Highlights

  • ECB Council likely to confirm expansive monetary policy stance


Euro benefits from improved economic indicators

EUR-USD has remained within the trading range of the last few weeks, albeit mostly at the top end due to firm equity markets and upbeat economic data from the eurozone. At the end of the week, the euro is trading at around 1.4350 – slightly less than at the end of last week. The dollar has weakened somewhat against the yen too. Towards the close of the week, USD-JPY is just under 94.

The publication of the German GDP components has confirmed that economic activity picked up slightly in the second quarter. The ifo business climate has improved in August for the fifth month in a row. The EU Commission’s economic sentiment indicator also shows a significant recovery in business confidence. The index rose from 76.0 to 80.6. Thus there appears to be little risk of an economic setback in the eurozone in Q3.

Data from the US were also positive for the most part. Consumer confidence rose sharply from 47.4 to 54.1, which is particularly striking, in our view. Expectations for the future are much more positive, and the assessment of the current situation, particularly in the labour market, is not seen as quite as gloomy as in July. Furthermore, new and existing home sales picked up again substantially. Durable goods orders, however, did not increase quite as much as hoped after the 4.9% increase the previous month. Volatile aircraft orders were the main reason for the sharp rise.
Nevertheless, the figures indicate that investment in machinery and equipment could increase somewhat again in Q3 for the first time in six quarters.

The pound incurred larger losses. During the course of the week, EUR-GBP rose 1.7% to around 0.88. Disappointing growth in Q2 and the Bank of England’s guarded assessment of the current situation evidently had an impact. Given the comparatively positive signals from the eurozone, concern is mounting in the UK that the economic recovery could turn out to be weaker there than on the Continent.


ECB Council: No change in monetary policy

Developments in the bond markets were not in line with the economic data and the strengthening euro. Despite the positive economic signals, short-term interest rates have fallen in the euro area. In the course of the past week, the yield on two-year Bunds has dropped 10 basis points to 1.27%. Largely as a result of this, the eurozone’s interest rate advantage over the US has shrunk.
Yields on two-year Bunds are now only 20 basis points higher than on equivalent US Treasuries.
In the last few weeks, the difference had been about 30 basis points.

The fact that bond markets in the euro area have shown strength is likely to be connected to the upcoming meeting of the ECB Council. Leading central bankers have warned of too much growth optimism. The central bank did revise its growth forecast for 2009/10 slightly upwards last month, but it nevertheless expects the road to recovery to be bumpy. The ECB report on the stability of the EU banking system, published this Friday, emphasized that credit defaults are threatening to put pressure on banks and underlined the risk of negative feedback between the real economy and the financial system.

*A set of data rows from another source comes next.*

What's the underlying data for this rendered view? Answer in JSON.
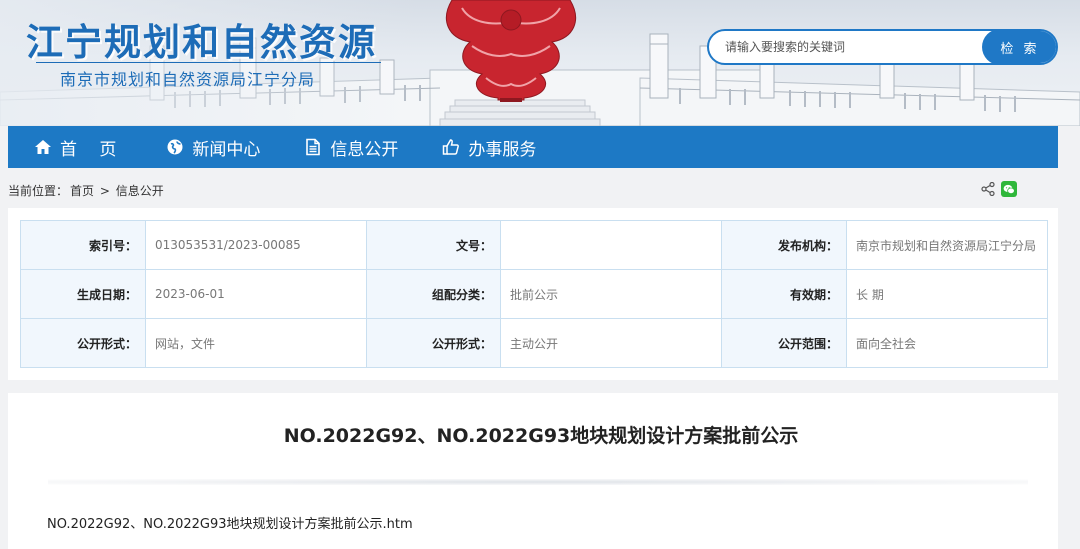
{
  "header": {
    "title": "江宁规划和自然资源",
    "subtitle": "南京市规划和自然资源局江宁分局",
    "search": {
      "placeholder": "请输入要搜索的关键词",
      "button_label": "检 索"
    }
  },
  "nav": {
    "items": [
      {
        "label": "首　 页",
        "icon": "home-icon"
      },
      {
        "label": "新闻中心",
        "icon": "globe-icon"
      },
      {
        "label": "信息公开",
        "icon": "document-icon"
      },
      {
        "label": "办事服务",
        "icon": "thumbs-up-icon"
      }
    ]
  },
  "breadcrumb": {
    "prefix": "当前位置：",
    "home": "首页",
    "separator": ">",
    "current": "信息公开"
  },
  "share": {
    "icons": [
      "share-icon",
      "wechat-icon"
    ]
  },
  "meta": {
    "rows": [
      [
        {
          "key": "索引号：",
          "value": "013053531/2023-00085"
        },
        {
          "key": "文号：",
          "value": ""
        },
        {
          "key": "发布机构：",
          "value": "南京市规划和自然资源局江宁分局"
        }
      ],
      [
        {
          "key": "生成日期：",
          "value": "2023-06-01"
        },
        {
          "key": "组配分类：",
          "value": "批前公示"
        },
        {
          "key": "有效期：",
          "value": "长 期"
        }
      ],
      [
        {
          "key": "公开形式：",
          "value": "网站，文件"
        },
        {
          "key": "公开形式：",
          "value": "主动公开"
        },
        {
          "key": "公开范围：",
          "value": "面向全社会"
        }
      ]
    ]
  },
  "article": {
    "title": "NO.2022G92、NO.2022G93地块规划设计方案批前公示",
    "attachment": "NO.2022G92、NO.2022G93地块规划设计方案批前公示.htm"
  },
  "colors": {
    "brand_blue": "#1d6cb7",
    "nav_blue": "#1d79c5",
    "search_blue": "#1f78c6",
    "table_border": "#c9dff0",
    "key_cell_bg": "#f1f7fd",
    "wechat_green": "#2fb73a",
    "sculpture_red": "#c8252f"
  }
}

Thus the ECB made it quite clear that it is not planning to change its monetary policy in the foreseeable future – even if the new ECB staff projections turn out to be somewhat less unfavourable than in June. The market’s expectation of a continuation of the current monetary policy in combination with the ample liquidity in the money market is putting pressure on interest rates, especially at the short end.

However, the flattening at the short end of the curve has gone very far. In our opinion there is a certain risk of profit taking in connection with the ECB Council meeting or the US labour market report, or the ISM survey results.